O MELHOR É O OUTRO
Lisboa, 01 de Setembro de 2018
Criei o pequeno monólogo autobiográfico Alcubierre durante o verão especialmente quente de 2009, na Piscina Municipal do Areeiro em Lisboa. A piscina estava abandonada, seca e coberta de poeira, mas passávamos os dias como se estivéssemos num oásis artístico e utópico, preparando os trabalhos que seriam apresentados na Mostra Cartões de Visita, organizada pelo Teatro Maria Matos, que funcionava logo ali ao lado. Eram sete artistas brasileiros e portugueses, reunidos em torno do Projeto Estúdios: Tiago Rodrigues (o culpado por tudo aquilo e pelo que veio depois), Felipe Rocha, Cláudia Gaiolas, Thiare Maia Amaral, Paula Diogo, Michel Blois e eu. Após algumas semanas apresentamos nossos trabalhos no interior coberto de azulejos da piscina, diante dos espectadores sentados em algumas fileiras de cadeiras desmontáveis.
Depois de voltarmos ao Brasil, Felipe Rocha (que apresentara na piscina uma adaptação de cair o queixo de “Um conto nefando?” de Sérgio Sant’Anna) e eu decidimos casar os nossos monólogos no programa duplo 2histórias. Juntei uma mesa, uma cadeira, brinquedos de criança, livros e algumas histórias de família (voltaria a usar exatamente estes mesmos recursos outras vezes ainda), a diretora Clara Kutner transformou o meu conjunto desconexo de memórias e objetos numa história pertinente e afetuosa (ela tem este poder), e ainda criou um sistema solar inteiro com pequenas lâmpadas. Felipe e eu reconstituímos o duelo entre Obi-Wan Kenobi e Darth Vader com espetos de churrasco. Que dupla!
Mais ou menos na mesma época, Gustavo Ciríaco me convidou para criar uma performance para a Ocupação Manifesta, que propôs a uma série de performers que pegassem nos manifestos que foram o principal instrumento de todo uma geração de artistas para dialogar com o seu tempo, rever destinos e propor futuros em comum e respondessem à pergunta: “Qual é, hoje, o seu manifesto?” Marina Provenzzano já era uma peça fundamental dos Foguetes Maravilha, então chamei-a e juntos colocamos em cena o Desejo-Manifesto que escrevi. Mais pequenas memórias (não escapo delas), cenas de filmes ruins (não escapo deles), um artigo sobre a prisão do impostor francês Frederic Bourdin, “O Amante de Lady Chatterley”, um banho de champanhe, eu na minha canastrice barrigudinha e Marina em toda a sua presença luminosa. Que dupla!

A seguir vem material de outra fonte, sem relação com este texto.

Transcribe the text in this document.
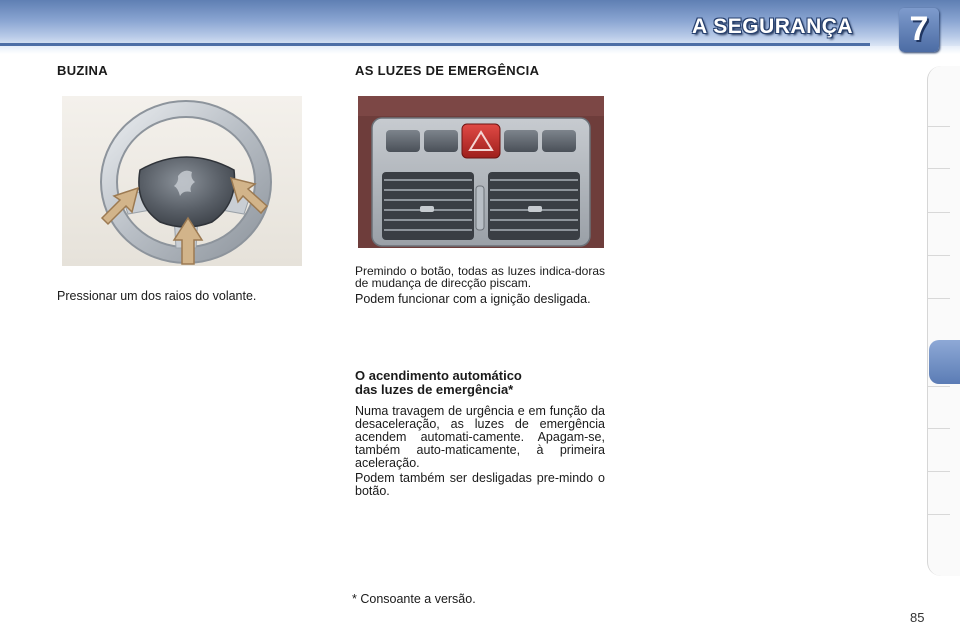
A SEGURANÇA	7
BUZINA
Pressionar um dos raios do volante.
AS LUZES DE EMERGÊNCIA
Premindo o botão, todas as luzes indica-doras de mudança de direcção piscam.
Podem funcionar com a ignição desligada.
O acendimento automático
das luzes de emergência*
Numa travagem de urgência e em função da desaceleração, as luzes de emergência acendem automati-camente. Apagam-se, também auto-maticamente, à primeira aceleração.
Podem também ser desligadas pre-mindo o botão.
* Consoante a versão.
85
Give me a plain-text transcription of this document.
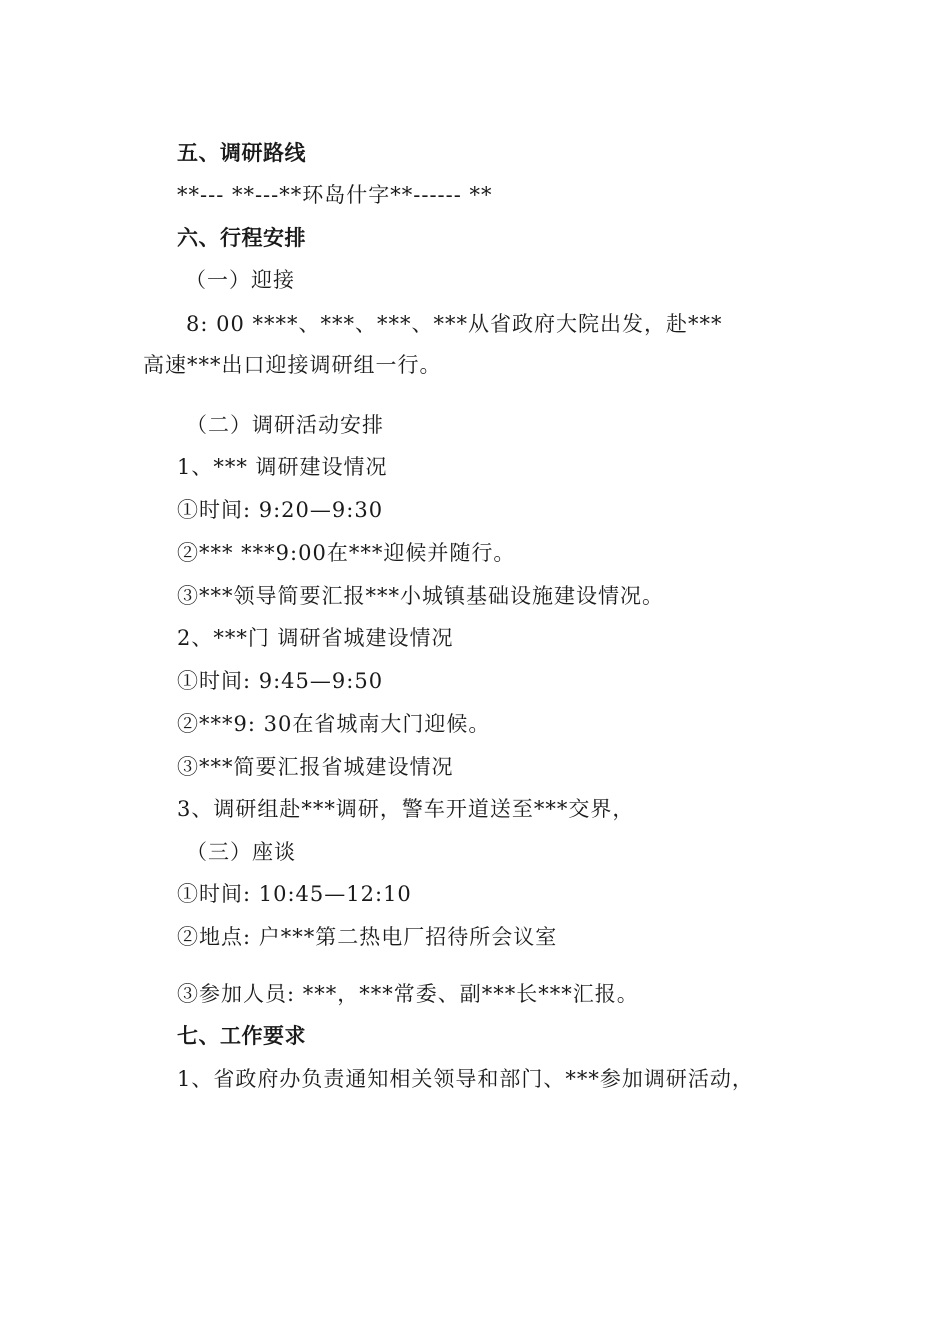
五、调研路线
**--- **---**环岛什字**------ **
六、行程安排
（一）迎接
8: 00 ****、***、***、***从省政府大院出发，赴***
高速***出口迎接调研组一行。
（二）调研活动安排
1、*** 调研建设情况
①时间: 9:20—9:30
②*** ***9:00在***迎候并随行。
③***领导简要汇报***小城镇基础设施建设情况。
2、***门 调研省城建设情况
①时间: 9:45—9:50
②***9: 30在省城南大门迎候。
③***简要汇报省城建设情况
3、调研组赴***调研，警车开道送至***交界，
（三）座谈
①时间: 10:45—12:10
②地点: 户***第二热电厂招待所会议室
③参加人员: ***，***常委、副***长***汇报。
七、工作要求
1、省政府办负责通知相关领导和部门、***参加调研活动，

E agora, estes dois textos, tão colados no que eu fui e sou, estão sendo apresentados sem mim, na comemoração dos 10 anos dos Foguetes Maravilha. Marina e Lucas Canavarro (que dupla!) fazem de mim, e são as melhores versões de mim que já houve. E sem nenhum dos meus defeitos, o público tem tudo a ganhar e nada a perder.
O que me faz pensar que às vezes a passagem do tempo é para melhor.